Iniciamos salesianamente alegres nossas aulas, bem regulares, desde o dia 15 de março. Tomamos um certo ar de importância quando iniciamos o aprendizado das línguas vivas e, também, da morta. Ou francês e o latino mostrando-nos que já não somos mais do curso primário... (A CRUZ, 1945, Edição 1673, p. 4).
Ao assinarem a reportagem como Primícias, referiam-se ao Centro Cívico Primícias do Ginásio Coração de Jesus, que começou a funcionar desde o primeiro ano sob a denominação de Departamento Feminino do Ginásio São Gonçalo (A VIOLETA, 1945, Edição 319).

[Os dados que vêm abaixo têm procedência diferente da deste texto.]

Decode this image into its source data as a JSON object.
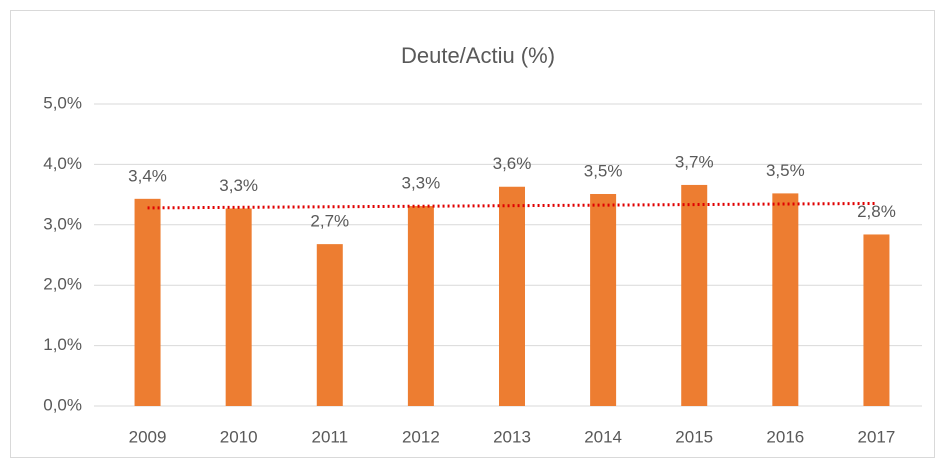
{
  "chart_data": {
    "type": "bar",
    "title": "Deute/Actiu (%)",
    "categories": [
      "2009",
      "2010",
      "2011",
      "2012",
      "2013",
      "2014",
      "2015",
      "2016",
      "2017"
    ],
    "values": [
      3.43,
      3.27,
      2.68,
      3.31,
      3.63,
      3.51,
      3.66,
      3.52,
      2.84
    ],
    "value_labels": [
      "3,4%",
      "3,3%",
      "2,7%",
      "3,3%",
      "3,6%",
      "3,5%",
      "3,7%",
      "3,5%",
      "2,8%"
    ],
    "color": "#ed7d31",
    "ylim": [
      0,
      5
    ],
    "yticks": [
      {
        "value": 0,
        "label": "0,0%"
      },
      {
        "value": 1,
        "label": "1,0%"
      },
      {
        "value": 2,
        "label": "2,0%"
      },
      {
        "value": 3,
        "label": "3,0%"
      },
      {
        "value": 4,
        "label": "4,0%"
      },
      {
        "value": 5,
        "label": "5,0%"
      }
    ],
    "grid": true,
    "trendline": {
      "type": "linear",
      "color": "#e00000",
      "style": "dotted"
    }
  }
}
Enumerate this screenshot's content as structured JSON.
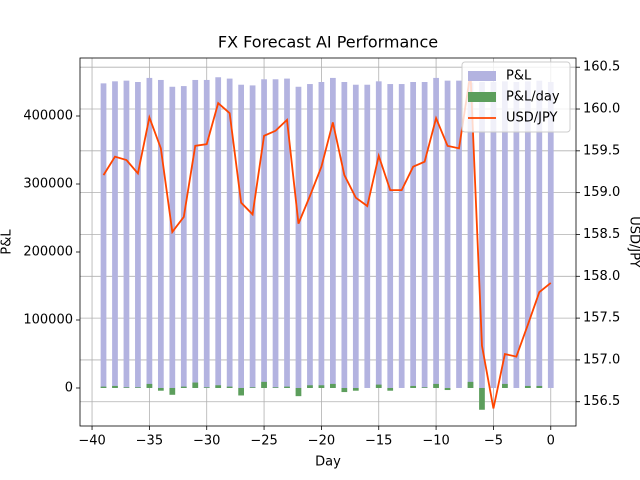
{
  "chart_data": {
    "type": "bar",
    "title": "FX Forecast AI Performance",
    "xlabel": "Day",
    "ylabel": "P&L",
    "y2label": "USD/JPY",
    "x": [
      -39,
      -38,
      -37,
      -36,
      -35,
      -34,
      -33,
      -32,
      -31,
      -30,
      -29,
      -28,
      -27,
      -26,
      -25,
      -24,
      -23,
      -22,
      -21,
      -20,
      -19,
      -18,
      -17,
      -16,
      -15,
      -14,
      -13,
      -12,
      -11,
      -10,
      -9,
      -8,
      -7,
      -6,
      -5,
      -4,
      -3,
      -2,
      -1,
      0
    ],
    "series": [
      {
        "name": "P&L",
        "type": "bar",
        "color": "#b3b3e0",
        "values": [
          448000,
          451000,
          452000,
          450000,
          456000,
          453000,
          443000,
          444000,
          453000,
          453000,
          457000,
          455000,
          446000,
          445000,
          454000,
          454000,
          455000,
          443000,
          447000,
          450000,
          456000,
          450000,
          446000,
          446000,
          451000,
          447000,
          447000,
          450000,
          450000,
          456000,
          452000,
          452000,
          449000,
          450000,
          450000,
          451000,
          450000,
          451000,
          452000,
          450000
        ]
      },
      {
        "name": "P&L/day",
        "type": "bar",
        "color": "#5c9e5c",
        "values": [
          2000,
          3000,
          1000,
          1000,
          6000,
          -4000,
          -10000,
          2000,
          8000,
          1000,
          4000,
          2000,
          -11000,
          1000,
          9000,
          1000,
          2000,
          -12000,
          4000,
          4000,
          6000,
          -6000,
          -4000,
          0,
          5000,
          -4000,
          0,
          3000,
          1000,
          6000,
          -3000,
          0,
          9000,
          -32000,
          0,
          6000,
          0,
          3000,
          3000,
          0
        ]
      },
      {
        "name": "USD/JPY",
        "type": "line",
        "axis": "y2",
        "color": "#ff4500",
        "values": [
          159.21,
          159.43,
          159.39,
          159.23,
          159.9,
          159.53,
          158.53,
          158.71,
          159.56,
          159.58,
          160.07,
          159.95,
          158.88,
          158.74,
          159.68,
          159.74,
          159.87,
          158.63,
          158.96,
          159.31,
          159.84,
          159.21,
          158.94,
          158.84,
          159.44,
          159.03,
          159.03,
          159.31,
          159.37,
          159.89,
          159.56,
          159.53,
          160.43,
          157.17,
          156.42,
          157.07,
          157.04,
          157.42,
          157.81,
          157.92
        ]
      }
    ],
    "xlim": [
      -41.05,
      2.2
    ],
    "xticks": [
      {
        "value": -40,
        "label": "−40"
      },
      {
        "value": -35,
        "label": "−35"
      },
      {
        "value": -30,
        "label": "−30"
      },
      {
        "value": -25,
        "label": "−25"
      },
      {
        "value": -20,
        "label": "−20"
      },
      {
        "value": -15,
        "label": "−15"
      },
      {
        "value": -10,
        "label": "−10"
      },
      {
        "value": -5,
        "label": "−5"
      },
      0
    ],
    "ylim": [
      -55900,
      485300
    ],
    "yticks": [
      0,
      100000,
      200000,
      300000,
      400000
    ],
    "y2lim": [
      156.21,
      160.61
    ],
    "y2ticks": [
      156.5,
      {
        "value": 157,
        "label": "157.0"
      },
      157.5,
      {
        "value": 158,
        "label": "158.0"
      },
      158.5,
      {
        "value": 159,
        "label": "159.0"
      },
      159.5,
      {
        "value": 160,
        "label": "160.0"
      },
      160.5
    ],
    "xgrid": true,
    "y2grid": true,
    "legend": "upper right"
  }
}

Assim, entre avanços, recuos e dificuldades, os Salesianos e as Filhas de Maria Auxiliadora não mediram esforços para criarem e constituírem uma rede de instituições de ensino secundário em Mato Grosso, desde o final do século XIX até a primeira metade do século XX, voltada tanto para a formação de jovens do sexo masculino quanto do sexo feminino, pertencentes às elites mato-grossenses, sobretudo aquelas do sul do Estado.
Considerações finais
Os Salesianos, com sua forte atividade no setor educacional, deixaram marcas profundas no ensino em Mato Grosso. Tratando-se especificamente da atuação no ensino secundário, foi possível observar que algumas das escolas fundadas desde a sua chegada no estado ainda se encontram em pleno funcionamento.
Voltando-nos para o período delimitado, explicitamos que a atuação educacional dos Salesianos foi direcionada, principalmente, para o sul do estado. Isto nos permitiu conjecturar que tal evento ocorreu porque a sua atuação no norte do estado voltou-se, sobretudo, para a catequização e civilização indígena, devido às inúmeras etnias habitando a ampla região de áreas nativas. A maior parte dos municípios encontrava-se na região sul do estado, sendo melhor a comunicação entre eles e ocasionando, por isso, um maior número de habitantes.
É possível observar que, nas cidades centrais, como Cuiabá, Corumbá e Campo Grande, os Salesianos ofereciam o ensino secundário para ambos os sexos, em escolas distintas, visando a formação civilizatória dos jovens que frequentavam tais estabelecimentos, voltada para a formação de líderes que atuariam na sociedade, e de mulheres, esposas e mães instrumentalizadas e cônscias de seus deveres para com a família e a sociedade.
Ainda que os Salesianos não fossem a única Ordem Religiosa a atuar na educação escolar em Mato Grosso, no que diz respeito ao ensino secundário, foram eles que conseguiram construir e institucionalizar uma rede de escolas católicas de iniciativa privada, marcando a cultura, a história da educação e a formação de homens e mulheres das elites mato-grossenses.